Selon lui, cela permet à son public de mieux comprendre les maladies et les mesures de prévention, ainsi que les moyens d'améliorer leur état de santé.
Ma mère était infirmière et mon père enseignant. Enseigner des sujets liés à la santé est donc peut-être ce à quoi je suis destiné", explique Tarimo.
"Si nous pouvons parler ouvertement de la fièvre, qui est un phénomène biologique, pourquoi y aurait-il de la honte ou des jugements dans les conversations sur la santé reproductive ou mentale ? Il ne devrait pas y avoir de tabou", dit-elle.
"Nous avons eu plus d'une classe complète à chaque session. Tout le monde, quel que soit l'âge, a été immédiatement captivé.
Une reconnaissance mondiale
"Dans la narration, je voulais que ce soit fièrement notre continent, fièrement notre propre identité", a-t-il déclaré.
L'animation a été récompensée, notamment par le prix du meilleur film d'animation au festival du film tanzanien de 2021 et par le prix du meilleur film d'animation d'Afrique de l'Est au festival international du film de Kwetu en 2022.
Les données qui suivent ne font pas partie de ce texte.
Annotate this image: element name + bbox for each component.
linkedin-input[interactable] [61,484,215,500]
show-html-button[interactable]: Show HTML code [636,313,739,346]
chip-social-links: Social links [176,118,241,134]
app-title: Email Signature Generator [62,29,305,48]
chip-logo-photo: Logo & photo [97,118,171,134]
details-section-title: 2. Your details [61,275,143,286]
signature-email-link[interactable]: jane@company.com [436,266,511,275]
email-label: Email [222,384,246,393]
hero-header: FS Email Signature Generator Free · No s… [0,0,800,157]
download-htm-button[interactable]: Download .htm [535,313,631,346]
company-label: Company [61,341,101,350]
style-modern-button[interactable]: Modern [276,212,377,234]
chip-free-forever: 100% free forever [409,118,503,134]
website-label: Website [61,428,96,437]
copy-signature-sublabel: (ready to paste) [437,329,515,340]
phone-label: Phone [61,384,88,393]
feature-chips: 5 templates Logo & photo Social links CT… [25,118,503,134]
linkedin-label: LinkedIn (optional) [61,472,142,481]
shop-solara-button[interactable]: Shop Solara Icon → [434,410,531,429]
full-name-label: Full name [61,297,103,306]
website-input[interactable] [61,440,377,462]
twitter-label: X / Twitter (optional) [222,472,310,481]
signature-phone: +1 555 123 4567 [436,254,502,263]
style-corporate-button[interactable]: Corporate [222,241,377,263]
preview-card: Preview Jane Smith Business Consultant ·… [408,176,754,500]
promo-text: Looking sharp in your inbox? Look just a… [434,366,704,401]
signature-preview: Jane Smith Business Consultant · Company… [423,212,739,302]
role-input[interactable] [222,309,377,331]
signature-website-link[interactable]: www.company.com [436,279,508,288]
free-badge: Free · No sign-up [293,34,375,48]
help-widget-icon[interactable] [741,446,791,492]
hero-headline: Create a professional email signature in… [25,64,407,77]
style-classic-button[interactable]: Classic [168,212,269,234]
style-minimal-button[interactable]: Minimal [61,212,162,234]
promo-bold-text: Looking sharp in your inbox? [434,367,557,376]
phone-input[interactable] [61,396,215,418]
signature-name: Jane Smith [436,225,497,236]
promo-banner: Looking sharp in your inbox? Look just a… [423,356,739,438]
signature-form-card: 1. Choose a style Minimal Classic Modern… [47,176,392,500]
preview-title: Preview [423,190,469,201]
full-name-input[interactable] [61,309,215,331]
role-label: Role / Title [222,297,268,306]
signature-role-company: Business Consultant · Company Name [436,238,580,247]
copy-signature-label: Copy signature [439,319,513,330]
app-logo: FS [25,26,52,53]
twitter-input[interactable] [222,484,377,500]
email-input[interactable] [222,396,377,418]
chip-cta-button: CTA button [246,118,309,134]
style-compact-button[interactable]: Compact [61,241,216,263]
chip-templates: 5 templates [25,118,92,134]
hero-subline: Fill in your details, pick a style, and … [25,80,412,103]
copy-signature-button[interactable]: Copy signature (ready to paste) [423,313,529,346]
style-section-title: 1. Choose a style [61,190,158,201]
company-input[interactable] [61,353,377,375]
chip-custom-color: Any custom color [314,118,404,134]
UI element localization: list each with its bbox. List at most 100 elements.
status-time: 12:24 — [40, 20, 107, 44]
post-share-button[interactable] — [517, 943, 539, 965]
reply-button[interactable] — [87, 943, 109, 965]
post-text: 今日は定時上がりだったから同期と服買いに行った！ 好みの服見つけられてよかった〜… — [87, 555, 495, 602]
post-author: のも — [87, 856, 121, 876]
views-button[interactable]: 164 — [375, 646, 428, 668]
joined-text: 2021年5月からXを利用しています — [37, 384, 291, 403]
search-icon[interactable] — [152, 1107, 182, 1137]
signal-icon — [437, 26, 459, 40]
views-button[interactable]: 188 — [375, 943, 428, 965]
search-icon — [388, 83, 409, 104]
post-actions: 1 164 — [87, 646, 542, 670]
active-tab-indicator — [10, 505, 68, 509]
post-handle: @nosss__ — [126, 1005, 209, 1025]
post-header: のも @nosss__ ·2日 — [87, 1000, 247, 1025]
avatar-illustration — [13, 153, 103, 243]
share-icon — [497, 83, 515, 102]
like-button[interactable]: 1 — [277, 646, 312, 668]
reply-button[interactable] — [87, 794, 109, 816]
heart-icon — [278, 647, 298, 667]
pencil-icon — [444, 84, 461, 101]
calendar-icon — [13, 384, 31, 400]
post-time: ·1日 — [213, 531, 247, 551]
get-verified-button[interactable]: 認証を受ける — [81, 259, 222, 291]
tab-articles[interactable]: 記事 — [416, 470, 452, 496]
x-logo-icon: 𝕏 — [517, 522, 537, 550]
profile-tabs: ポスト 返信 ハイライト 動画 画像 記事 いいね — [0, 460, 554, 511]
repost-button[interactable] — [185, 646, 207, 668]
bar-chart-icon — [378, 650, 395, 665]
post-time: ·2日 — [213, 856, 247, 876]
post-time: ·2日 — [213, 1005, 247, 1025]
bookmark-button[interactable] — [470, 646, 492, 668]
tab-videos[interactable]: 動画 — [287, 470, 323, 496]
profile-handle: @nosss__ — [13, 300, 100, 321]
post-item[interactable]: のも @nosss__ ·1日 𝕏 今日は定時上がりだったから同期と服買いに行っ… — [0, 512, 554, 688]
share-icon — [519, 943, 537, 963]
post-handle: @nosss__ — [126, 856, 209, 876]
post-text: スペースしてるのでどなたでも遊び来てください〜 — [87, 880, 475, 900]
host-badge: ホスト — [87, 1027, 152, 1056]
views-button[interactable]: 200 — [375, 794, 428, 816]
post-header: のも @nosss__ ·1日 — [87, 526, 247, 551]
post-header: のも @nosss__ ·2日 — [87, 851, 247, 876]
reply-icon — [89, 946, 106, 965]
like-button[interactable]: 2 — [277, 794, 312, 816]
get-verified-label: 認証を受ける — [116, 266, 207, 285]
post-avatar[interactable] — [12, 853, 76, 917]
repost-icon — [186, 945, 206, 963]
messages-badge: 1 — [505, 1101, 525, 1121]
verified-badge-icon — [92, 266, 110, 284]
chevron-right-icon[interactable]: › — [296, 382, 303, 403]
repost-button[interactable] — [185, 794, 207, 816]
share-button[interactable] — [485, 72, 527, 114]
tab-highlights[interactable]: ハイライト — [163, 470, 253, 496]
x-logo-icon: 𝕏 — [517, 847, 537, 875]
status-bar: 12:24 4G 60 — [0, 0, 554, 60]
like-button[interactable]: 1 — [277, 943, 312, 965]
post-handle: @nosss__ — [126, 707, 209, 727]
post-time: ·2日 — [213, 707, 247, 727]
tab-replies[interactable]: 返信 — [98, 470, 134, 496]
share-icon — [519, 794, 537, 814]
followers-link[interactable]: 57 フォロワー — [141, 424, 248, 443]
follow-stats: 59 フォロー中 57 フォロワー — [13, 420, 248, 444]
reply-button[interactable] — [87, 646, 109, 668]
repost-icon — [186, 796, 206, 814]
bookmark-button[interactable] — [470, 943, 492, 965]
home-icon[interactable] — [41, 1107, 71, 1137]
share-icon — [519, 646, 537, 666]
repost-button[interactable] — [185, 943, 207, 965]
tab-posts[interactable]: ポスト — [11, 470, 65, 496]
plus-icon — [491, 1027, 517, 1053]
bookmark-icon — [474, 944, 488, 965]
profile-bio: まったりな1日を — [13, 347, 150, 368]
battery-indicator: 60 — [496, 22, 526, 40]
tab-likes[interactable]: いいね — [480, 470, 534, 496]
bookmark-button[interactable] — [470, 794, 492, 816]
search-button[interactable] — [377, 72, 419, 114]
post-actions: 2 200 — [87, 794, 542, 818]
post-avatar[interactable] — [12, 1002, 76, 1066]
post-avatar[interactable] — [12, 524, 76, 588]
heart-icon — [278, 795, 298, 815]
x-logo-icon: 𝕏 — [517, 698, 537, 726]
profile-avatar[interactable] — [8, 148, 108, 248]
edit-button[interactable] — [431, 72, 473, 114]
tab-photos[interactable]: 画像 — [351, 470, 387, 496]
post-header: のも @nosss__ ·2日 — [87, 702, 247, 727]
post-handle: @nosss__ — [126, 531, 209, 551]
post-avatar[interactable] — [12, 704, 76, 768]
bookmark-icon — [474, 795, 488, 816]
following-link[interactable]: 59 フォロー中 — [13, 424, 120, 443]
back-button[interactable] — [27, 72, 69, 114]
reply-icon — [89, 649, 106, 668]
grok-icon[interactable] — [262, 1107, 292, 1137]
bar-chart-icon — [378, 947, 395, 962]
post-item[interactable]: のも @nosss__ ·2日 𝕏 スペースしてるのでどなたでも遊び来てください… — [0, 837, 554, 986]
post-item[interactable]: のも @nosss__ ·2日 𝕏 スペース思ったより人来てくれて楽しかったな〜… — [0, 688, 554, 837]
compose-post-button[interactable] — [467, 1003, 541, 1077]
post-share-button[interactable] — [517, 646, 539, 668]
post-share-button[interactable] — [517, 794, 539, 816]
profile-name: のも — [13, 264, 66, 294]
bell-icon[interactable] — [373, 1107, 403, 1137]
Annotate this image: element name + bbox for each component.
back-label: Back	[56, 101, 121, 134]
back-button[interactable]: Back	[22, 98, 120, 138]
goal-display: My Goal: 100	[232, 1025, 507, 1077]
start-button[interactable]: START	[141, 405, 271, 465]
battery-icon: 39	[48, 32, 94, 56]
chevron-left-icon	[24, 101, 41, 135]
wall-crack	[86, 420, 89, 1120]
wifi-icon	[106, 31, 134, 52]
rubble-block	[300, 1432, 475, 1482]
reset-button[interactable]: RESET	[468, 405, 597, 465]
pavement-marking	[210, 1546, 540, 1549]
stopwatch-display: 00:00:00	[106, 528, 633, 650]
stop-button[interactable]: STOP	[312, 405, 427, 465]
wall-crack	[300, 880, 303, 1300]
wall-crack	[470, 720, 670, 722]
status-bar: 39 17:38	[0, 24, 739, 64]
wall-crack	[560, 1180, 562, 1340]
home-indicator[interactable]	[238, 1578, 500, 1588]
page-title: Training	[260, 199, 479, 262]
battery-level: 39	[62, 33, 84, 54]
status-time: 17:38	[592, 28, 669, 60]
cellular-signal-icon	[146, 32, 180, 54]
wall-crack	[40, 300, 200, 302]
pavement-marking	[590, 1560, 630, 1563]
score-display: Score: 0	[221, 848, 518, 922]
L'équipe a également collaboré avec plusieurs organisations des Nations unies, dont l'UNICEF, l'UNESCO et le Fonds des Nations unies pour la population.
Les animations de Tai Tanzania touchent plus de 12 millions de personnes sur les plateformes de médias sociaux et sont visionnées plus de quatre millions de fois dans le cadre d'émissions d'animation télévisées.
Leur public est réparti entre plusieurs pays, à l'intérieur et à l'extérieur du continent. "C'est une grande leçon d'humilité de voir que le travail que l'on fait par piété de cœur est si profondément apprécié, et cela me donne envie d'en faire encore plus.
C'est une expérience tellement enrichissante, car tout le monde mérite de vivre une vie respectueuse", déclare-t-il.